The sections below show a some simple examples and cover most of the APIs available. A complete API documentation is not available yet.
A connection is represented as HDFSClient
. It is essentially a connection to the namenode, and all Elly APIs require this to be provided directly or indirectly.
julia> using Elly
julia> dfs = HDFSClient("localhost", 9000)
HDFSClient: hdfs://hdfs@localhost:9000/
id: 3c9f6059-7e35-44
connected: false
pwd: /
In the example above, dfs
is the instance of HDFSClient
which needs to be used with other APIs. It will be connected automatically on first use. The dfs working directory is set to /
on a new client.
The DFS can be navigated using the same Julia APIs as used for a traditional file system, except that the DFS equivalents need the HDFSClient
connection to be passed to them.
...
julia> pwd(dfs)
"/"
julia> du(dfs)
0x0000000000000017
julia> readdir(dfs)
5-element Array{AbstractString,1}:
"testdir"
"tmp"
"user"
"x"
julia> cd(dfs, "tmp")
"/tmp"
julia> mkdir(dfs, "foo")
true
julia> cd(dfs, "foo")
"/tmp/foo"
...
A file on the DFS is identified by a combination of an HDFSClient
instance (to identify the DFS) and a path. A relative path will be resolved using the directory context as present in the associated HDFSClient
instance. An HDFSFile
instance can be created either by passing an HDFSClient
and path
or by providing a HDFS URL.
All familiar Julia APIs work on a HDFSFile
.
...
julia> bar_file = HDFSFile(dfs, "bar")
HDFSFile: hdfs://userid@localhost:9000/tmp/foo/bar
julia> touch(bar_file)
julia> stat(bar_file)
HDFSFileInfo: bar
type: file
size: 0
block_sz: 134217728
owner: userid
group: supergroup
julia> isfile(bar_file)
true
julia> isdir(bar_file)
false
julia> islink(bar_file)
false
julia> filemode(bar_file)
0x000001a4
julia> mtime(bar_file)
0x0000016f7f71aa30
julia> atime(bar_file)
0x0000016f7f71a980
julia> dirname(bar_file)
HDFSFile: hdfs://userid@localhost:9000/tmp/foo/
julia> joinpath(dirname(bar_file), "baz_file")
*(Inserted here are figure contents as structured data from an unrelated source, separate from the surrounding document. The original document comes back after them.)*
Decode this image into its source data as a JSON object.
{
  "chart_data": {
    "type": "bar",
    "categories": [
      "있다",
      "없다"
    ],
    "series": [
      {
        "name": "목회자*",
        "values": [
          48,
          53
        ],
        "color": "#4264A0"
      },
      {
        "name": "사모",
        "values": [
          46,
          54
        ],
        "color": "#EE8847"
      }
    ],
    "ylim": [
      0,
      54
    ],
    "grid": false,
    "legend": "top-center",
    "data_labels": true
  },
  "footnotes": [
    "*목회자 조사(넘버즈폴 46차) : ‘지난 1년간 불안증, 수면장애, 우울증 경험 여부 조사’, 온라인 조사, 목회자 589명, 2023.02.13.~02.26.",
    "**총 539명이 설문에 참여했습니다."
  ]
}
HDFSFile: hdfs://userid@localhost:9000/tmp/foo/baz_file
...
At present Elly supports only reading and writing files (appends are not yet supported). Most Julia file IO methods work with HDFS files. There are a few differences to keep in mind though. When a file is opened for write, a lease for the file is obtained from the namenode. The lease must be updated periodically. If the file is actively being written to, or if the application often yields
control to other tasks, the lease will be renewed automatically. Otherwise, the renewlease
API must be called periodically (depends on the DFS configuration, but usually once in 10 minutes).
...
julia> baz_file = HDFSFile(dfs, "baz.txt")
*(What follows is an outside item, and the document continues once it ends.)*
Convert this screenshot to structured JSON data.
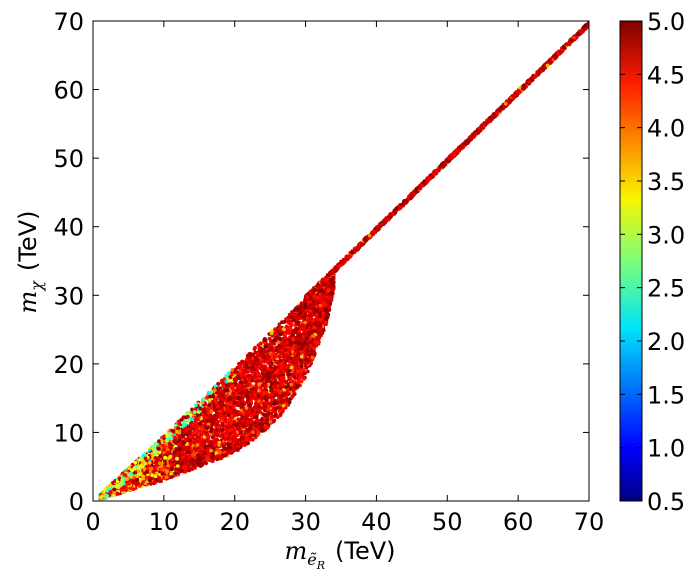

HDFSFile: hdfs://userid@localhost:9000/tmp/foo/baz.txt
julia> cp("baz.txt", baz_file)
julia> stat(baz_file)
HDFSFileInfo: baz.txt
type: file
size: 76
block_sz: 134217728
owner: userid
group: supergroup
julia> open(bar_file, "w") do f
write(f, b"hello world")
end
11
julia> open(bar_file, "r") do f
bytes = Vector{UInt8}(undef, filesize(f))
read!(f, bytes)
println(String(bytes))
end
hello world
Elly also supports block level access to files, to enable distributed processing.
julia> hdfs_blocks(huge_file)
1-element Array{Tuple{UInt64,Array},1}:
(0x0000000000000000, AbstractString["node1"])
(0x0000000007d00000, AbstractString["node2"])
(0x000000000fa00000, AbstractString["node3"])